Проснулся Копьеносец как-то вдруг и, по-видимому, оттого, что вспомнил о чае. Сразу же дотянулся до стола и взял чашку, ту, которая оставалась полной. Не за ручку взял, а за туловище, украшенное виноградным рельефом. Фарфор на ощупь оказался прохладным. И насыщенность сосуда перестала быть угрожающей. Пригубив чаю, бывший гостеприимный хозяин ощутил прохладу и на языке. Значит, поспал по-доброму. «Зелёный чай дозволительно пить и холодным», – подумал он, – «китайцы такой даже больше любят». Отпив ещё, но теперь крупными глотками почти всё содержимое сосуда, отставил чашку подальше, подтолкнув ею раскрытую вниз лицом, по-видимому, недочитанную книгу, и передвинул заварной чайник, пытаясь им заслонить недопитый холодный чай от затуманенного взора. «Но мы же не китайцы», – он снова подчеркнул национальную разницу в манере чаепития, не находя наслаждения от вкуса напитка. С другой стороны стола, из-за лёгкого натиска обронился несомненно самый нужный предмет подобно недавней самой нужной мысли. Поднимать не хотелось.

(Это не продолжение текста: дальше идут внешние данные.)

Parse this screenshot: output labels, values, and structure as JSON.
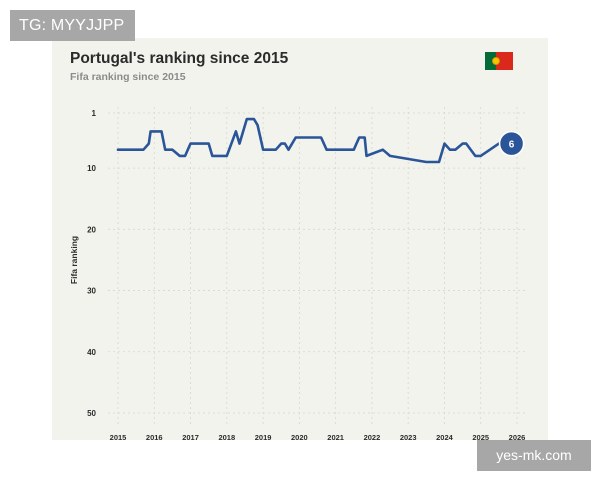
{
  "badge": {
    "text": "TG: MYYJJPP"
  },
  "watermark": {
    "text": "yes-mk.com"
  },
  "flag": {
    "name": "portugal-flag",
    "colors": {
      "green": "#046a38",
      "red": "#da291c",
      "seal": "#f5c400"
    }
  },
  "colors": {
    "line": "#2a5599",
    "marker": "#2a5599",
    "grid": "#d7d7cf",
    "card_bg": "#f3f3ee",
    "axis_text": "#2b2b2b"
  },
  "chart_data": {
    "type": "line",
    "title": "Portugal's ranking since 2015",
    "subtitle": "Fifa ranking since 2015",
    "xlabel": "",
    "ylabel": "Fifa ranking",
    "xlim": [
      2015,
      2026
    ],
    "ylim": [
      1,
      50
    ],
    "y_inverted": true,
    "grid": true,
    "x_ticks": [
      "2015",
      "2016",
      "2017",
      "2018",
      "2019",
      "2020",
      "2021",
      "2022",
      "2023",
      "2024",
      "2025",
      "2026"
    ],
    "y_ticks": [
      "1",
      "10",
      "20",
      "30",
      "40",
      "50"
    ],
    "x_tick_values": [
      2015,
      2016,
      2017,
      2018,
      2019,
      2020,
      2021,
      2022,
      2023,
      2024,
      2025,
      2026
    ],
    "y_tick_values": [
      1,
      10,
      20,
      30,
      40,
      50
    ],
    "series": [
      {
        "name": "",
        "x": [
          2015.0,
          2015.45,
          2015.6,
          2015.7,
          2015.85,
          2015.9,
          2016.2,
          2016.3,
          2016.5,
          2016.7,
          2016.85,
          2017.0,
          2017.5,
          2017.6,
          2017.65,
          2017.75,
          2017.85,
          2018.0,
          2018.25,
          2018.35,
          2018.55,
          2018.75,
          2018.85,
          2019.0,
          2019.35,
          2019.5,
          2019.6,
          2019.7,
          2019.9,
          2020.6,
          2020.75,
          2021.5,
          2021.65,
          2021.7,
          2021.8,
          2021.85,
          2022.3,
          2022.5,
          2023.5,
          2023.75,
          2023.85,
          2024.0,
          2024.15,
          2024.3,
          2024.5,
          2024.6,
          2024.85,
          2025.0,
          2025.5,
          2025.75,
          2025.85
        ],
        "y": [
          7,
          7,
          7,
          7,
          6,
          4,
          4,
          7,
          7,
          8,
          8,
          6,
          6,
          8,
          8,
          8,
          8,
          8,
          4,
          6,
          2,
          2,
          3,
          7,
          7,
          6,
          6,
          7,
          5,
          5,
          7,
          7,
          5,
          5,
          5,
          8,
          7,
          8,
          9,
          9,
          9,
          6,
          7,
          7,
          6,
          6,
          8,
          8,
          6,
          6,
          6
        ],
        "end_label": "6"
      }
    ],
    "annotations": [
      {
        "text": "6",
        "x": 2025.85,
        "y": 6
      }
    ]
  }
}
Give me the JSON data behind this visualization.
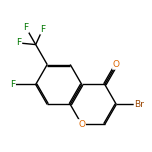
{
  "bg_color": "#ffffff",
  "bond_color": "#000000",
  "atom_colors": {
    "O": "#dd6600",
    "Br": "#994400",
    "F": "#007700",
    "C": "#000000"
  },
  "figsize": [
    1.52,
    1.52
  ],
  "dpi": 100
}
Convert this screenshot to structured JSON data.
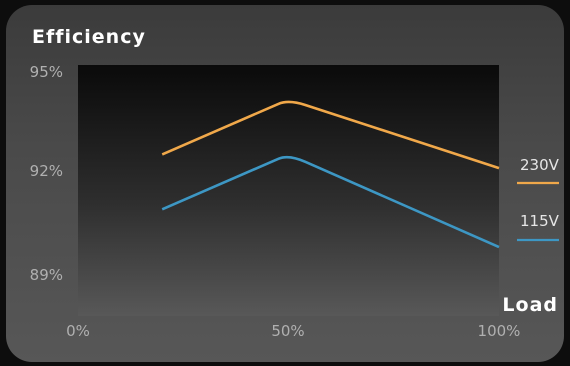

Если нет часов, то летним проживанием суток трудно определить, когда заканчивается день, когда начинается вечер, а то и ночь. Это если солнца из окна вообще не видать никогда. Оттого не узнать, в которой части света оно находится. Просто светло да светло. Значит, солнце не заходило. А если зашло, то недавно. Хорошо, чай подсказал о бытовании хода времени, и о немалой скорости у старушенции.
Неподалёку раздалась фортепианная музыка. Уединённый обитатель квартиры не слишком дотошно разбирался в музыкальных сочинениях, несмотря на посещение в детстве музыкальной школы и даже недавно законченную починку разбитого контрабаса. Но, благодаря универсальной образованности, кое-что из музыки попросту помнил. Кажется, звучало из Скрябина. «Загадка». Но с той стороны раньше никогда ничего не слышалось. Ноль звуков. По крайней мере – при нём. Конкретно музыкальное сочинение исходило из-за стены, отделяющей наше известное помещение от пока незнакомой пограничной комнаты, за дверью, что покрыта пожухшей краской, разрезанной трещинами, и местами облезлой. «Значит, соседи отыскались», – подумал домосед, – «да, а кто им открыл? Я ж дверь замкнул, а ключ не вынул. Нет, я ключ обратно повернул. На два раза. Открыта она, значит. Ещё ругаться будут по поводу отомкнутого дома настежь». Наш герой покинул кресло, потянулся и решил: «пройдусь-ка снова по улице, подышу свежим воздухом». Альбом пал с ребра целиком на сиденье кресла, явив заднюю обложку, где виднелся маленький черно-белый портрет автора, невесёлого и не без сарказма. Дорифор не стал поправлять сборник отпечатков удивительных «не-картин» и скоренько удалился из комнаты. Перед тем, по обычаю, не забыл оглядеть кончики своих стоп. Из коридора уже слышалось скрябинское «Желание».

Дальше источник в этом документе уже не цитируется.